Badai pandemi COVID-19 sempat membuat okupansi anjlok hingga 20%. Layanan sempat dihentikan sementara, sebelum kembali stabil sejak 2023. Peran digitalisasi seperti KAI Access, promosi bundling hotel, dan koneksi antarmoda di stasiun-stasiun penyangga menjadi penyelamat.
Timeline Evolusi KA Taksaka
Tahun Peristiwa Penting
1994 Diluncurkan sebagai kereta eksekutif Yogya–Jakarta
1997 Layanan ditambah menjadi 2x sehari: Pagi dan Malam
2008 Renovasi interior kursi, peningkatan AC dan sistem pengereman
2014 Mulai menggunakan lokomotif CC206
2020 Layanan berhenti sementara akibat pandemi
2022 Rangkaian stainless steel generasi baru diperkenalkan
2023 Okupansi kembali normal, integrasi digital diperkuat
2024 Sistem hiburan digital onboard diluncurkan
2025 Konektivitas feeder ke Bandara YIA diuji coba
Mengapa Taksaka Bukan “Argo”?
Seperti di paragraf awal tulisan ini. Mengapa Taksaka tidak memakai diksi ARGO di penamaannya. Pertanyaan ini kerap muncul, mengingat Taksaka menawarkan layanan sekelas Argo namun namanya tidak tersemat kata ARGO. Jawabannya terletak pada strategi branding dan kekuatan identitas lokal.

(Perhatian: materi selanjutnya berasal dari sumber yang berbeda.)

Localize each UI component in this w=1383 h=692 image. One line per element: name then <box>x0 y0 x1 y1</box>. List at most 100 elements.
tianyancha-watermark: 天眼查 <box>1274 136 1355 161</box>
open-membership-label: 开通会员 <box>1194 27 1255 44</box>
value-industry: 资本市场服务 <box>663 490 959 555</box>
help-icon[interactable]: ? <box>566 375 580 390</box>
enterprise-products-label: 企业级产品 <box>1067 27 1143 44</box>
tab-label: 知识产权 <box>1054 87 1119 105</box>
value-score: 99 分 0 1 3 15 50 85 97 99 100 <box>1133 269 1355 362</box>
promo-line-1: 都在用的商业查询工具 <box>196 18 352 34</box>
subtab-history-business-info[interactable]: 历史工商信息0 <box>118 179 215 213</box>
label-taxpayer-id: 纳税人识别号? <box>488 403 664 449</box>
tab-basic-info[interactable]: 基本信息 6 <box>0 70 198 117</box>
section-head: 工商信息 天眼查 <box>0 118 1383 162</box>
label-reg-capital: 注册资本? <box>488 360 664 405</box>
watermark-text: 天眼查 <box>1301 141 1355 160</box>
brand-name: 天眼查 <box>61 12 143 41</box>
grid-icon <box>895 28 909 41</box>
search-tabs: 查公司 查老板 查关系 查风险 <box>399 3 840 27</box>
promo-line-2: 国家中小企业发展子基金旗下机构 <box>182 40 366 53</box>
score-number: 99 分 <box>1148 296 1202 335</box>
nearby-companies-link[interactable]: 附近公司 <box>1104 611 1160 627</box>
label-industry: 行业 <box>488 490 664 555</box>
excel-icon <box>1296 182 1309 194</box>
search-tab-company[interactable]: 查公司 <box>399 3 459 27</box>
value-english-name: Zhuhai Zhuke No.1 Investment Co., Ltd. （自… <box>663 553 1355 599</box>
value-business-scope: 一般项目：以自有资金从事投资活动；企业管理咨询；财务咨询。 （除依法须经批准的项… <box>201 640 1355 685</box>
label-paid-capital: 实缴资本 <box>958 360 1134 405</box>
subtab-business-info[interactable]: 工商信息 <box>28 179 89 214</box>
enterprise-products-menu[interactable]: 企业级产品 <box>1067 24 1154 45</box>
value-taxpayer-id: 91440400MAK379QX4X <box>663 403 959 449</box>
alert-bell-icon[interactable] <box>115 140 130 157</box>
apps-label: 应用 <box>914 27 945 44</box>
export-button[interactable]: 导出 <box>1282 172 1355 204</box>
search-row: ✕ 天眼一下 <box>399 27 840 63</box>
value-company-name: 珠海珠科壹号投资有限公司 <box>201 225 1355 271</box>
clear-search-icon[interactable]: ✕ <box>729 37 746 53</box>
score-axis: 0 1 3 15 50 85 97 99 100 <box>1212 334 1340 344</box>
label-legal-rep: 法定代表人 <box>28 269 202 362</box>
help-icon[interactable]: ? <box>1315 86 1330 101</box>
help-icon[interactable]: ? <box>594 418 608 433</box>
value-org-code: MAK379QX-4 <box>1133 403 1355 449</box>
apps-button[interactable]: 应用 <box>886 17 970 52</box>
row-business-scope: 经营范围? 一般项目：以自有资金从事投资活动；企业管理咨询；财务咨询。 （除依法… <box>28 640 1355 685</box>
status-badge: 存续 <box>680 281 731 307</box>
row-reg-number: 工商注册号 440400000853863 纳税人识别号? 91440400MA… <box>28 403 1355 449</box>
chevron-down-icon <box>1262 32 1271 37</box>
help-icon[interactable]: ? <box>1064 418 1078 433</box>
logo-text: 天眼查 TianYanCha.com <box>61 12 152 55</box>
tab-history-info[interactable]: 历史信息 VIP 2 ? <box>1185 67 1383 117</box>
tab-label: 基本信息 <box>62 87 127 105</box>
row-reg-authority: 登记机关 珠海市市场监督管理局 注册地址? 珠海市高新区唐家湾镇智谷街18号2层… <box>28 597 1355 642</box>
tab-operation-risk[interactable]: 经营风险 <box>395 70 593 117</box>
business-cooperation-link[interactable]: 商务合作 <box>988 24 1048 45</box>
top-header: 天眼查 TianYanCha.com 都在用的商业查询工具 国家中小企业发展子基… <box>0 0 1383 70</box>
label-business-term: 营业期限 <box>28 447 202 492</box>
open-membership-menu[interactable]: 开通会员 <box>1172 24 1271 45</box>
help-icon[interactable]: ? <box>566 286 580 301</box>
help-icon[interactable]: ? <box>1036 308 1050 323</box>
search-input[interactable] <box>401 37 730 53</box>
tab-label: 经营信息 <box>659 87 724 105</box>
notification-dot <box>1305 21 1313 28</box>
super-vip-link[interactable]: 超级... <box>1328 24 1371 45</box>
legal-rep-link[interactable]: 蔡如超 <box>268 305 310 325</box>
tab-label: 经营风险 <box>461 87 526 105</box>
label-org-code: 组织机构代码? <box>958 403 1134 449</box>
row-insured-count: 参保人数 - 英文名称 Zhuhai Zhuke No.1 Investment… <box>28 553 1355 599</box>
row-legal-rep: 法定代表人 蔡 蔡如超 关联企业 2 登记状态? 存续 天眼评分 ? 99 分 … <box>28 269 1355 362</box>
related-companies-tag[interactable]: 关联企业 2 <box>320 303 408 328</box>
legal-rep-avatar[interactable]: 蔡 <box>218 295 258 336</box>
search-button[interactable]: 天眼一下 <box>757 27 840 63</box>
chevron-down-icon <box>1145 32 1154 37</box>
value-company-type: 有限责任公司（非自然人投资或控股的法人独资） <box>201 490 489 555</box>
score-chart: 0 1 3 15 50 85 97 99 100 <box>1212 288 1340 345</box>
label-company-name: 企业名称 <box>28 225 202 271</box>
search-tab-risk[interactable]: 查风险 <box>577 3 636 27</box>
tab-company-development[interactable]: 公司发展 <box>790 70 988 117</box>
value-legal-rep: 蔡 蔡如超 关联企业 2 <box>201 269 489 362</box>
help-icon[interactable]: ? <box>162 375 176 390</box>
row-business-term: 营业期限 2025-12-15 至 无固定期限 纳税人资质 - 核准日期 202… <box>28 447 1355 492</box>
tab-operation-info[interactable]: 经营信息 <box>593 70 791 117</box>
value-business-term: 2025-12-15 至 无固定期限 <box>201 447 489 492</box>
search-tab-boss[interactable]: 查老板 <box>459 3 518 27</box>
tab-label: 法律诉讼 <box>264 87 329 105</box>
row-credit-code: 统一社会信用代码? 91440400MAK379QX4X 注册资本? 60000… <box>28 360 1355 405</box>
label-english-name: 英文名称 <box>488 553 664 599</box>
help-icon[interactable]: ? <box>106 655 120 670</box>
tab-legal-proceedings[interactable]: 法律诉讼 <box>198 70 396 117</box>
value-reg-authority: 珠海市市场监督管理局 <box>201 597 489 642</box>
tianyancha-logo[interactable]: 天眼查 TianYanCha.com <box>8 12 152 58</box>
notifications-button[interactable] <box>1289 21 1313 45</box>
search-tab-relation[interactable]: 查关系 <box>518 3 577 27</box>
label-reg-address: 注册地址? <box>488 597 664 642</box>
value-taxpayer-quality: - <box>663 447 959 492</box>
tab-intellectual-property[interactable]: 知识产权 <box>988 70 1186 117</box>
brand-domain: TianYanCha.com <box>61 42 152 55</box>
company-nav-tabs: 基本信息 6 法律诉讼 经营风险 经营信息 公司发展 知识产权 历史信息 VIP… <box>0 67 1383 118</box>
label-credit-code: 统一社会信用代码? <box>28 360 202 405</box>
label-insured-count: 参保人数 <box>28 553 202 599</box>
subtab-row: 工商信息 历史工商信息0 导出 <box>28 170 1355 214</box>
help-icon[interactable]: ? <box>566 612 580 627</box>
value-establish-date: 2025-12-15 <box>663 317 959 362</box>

Berbeda dengan Argo Lawu atau Argo Dwipangga yang lahir di bawah kebijakan "Argo-isasi" kereta eksekutif pada 1995, Taksaka lahir lebih dulu dan telah melekat kuat dengan Yogyakarta.
PT KAI memilih untuk mempertahankan nama ini karena:
- Sudah punya brand awareness tinggi
- Mengandung makna budaya lokal
- Tidak kalah premium dengan Argo dari sisi layanan
Bahkan di kalangan railfans, Taksaka disebut sebagai “Argo-nya Jogja yang menolak jadi Argo”.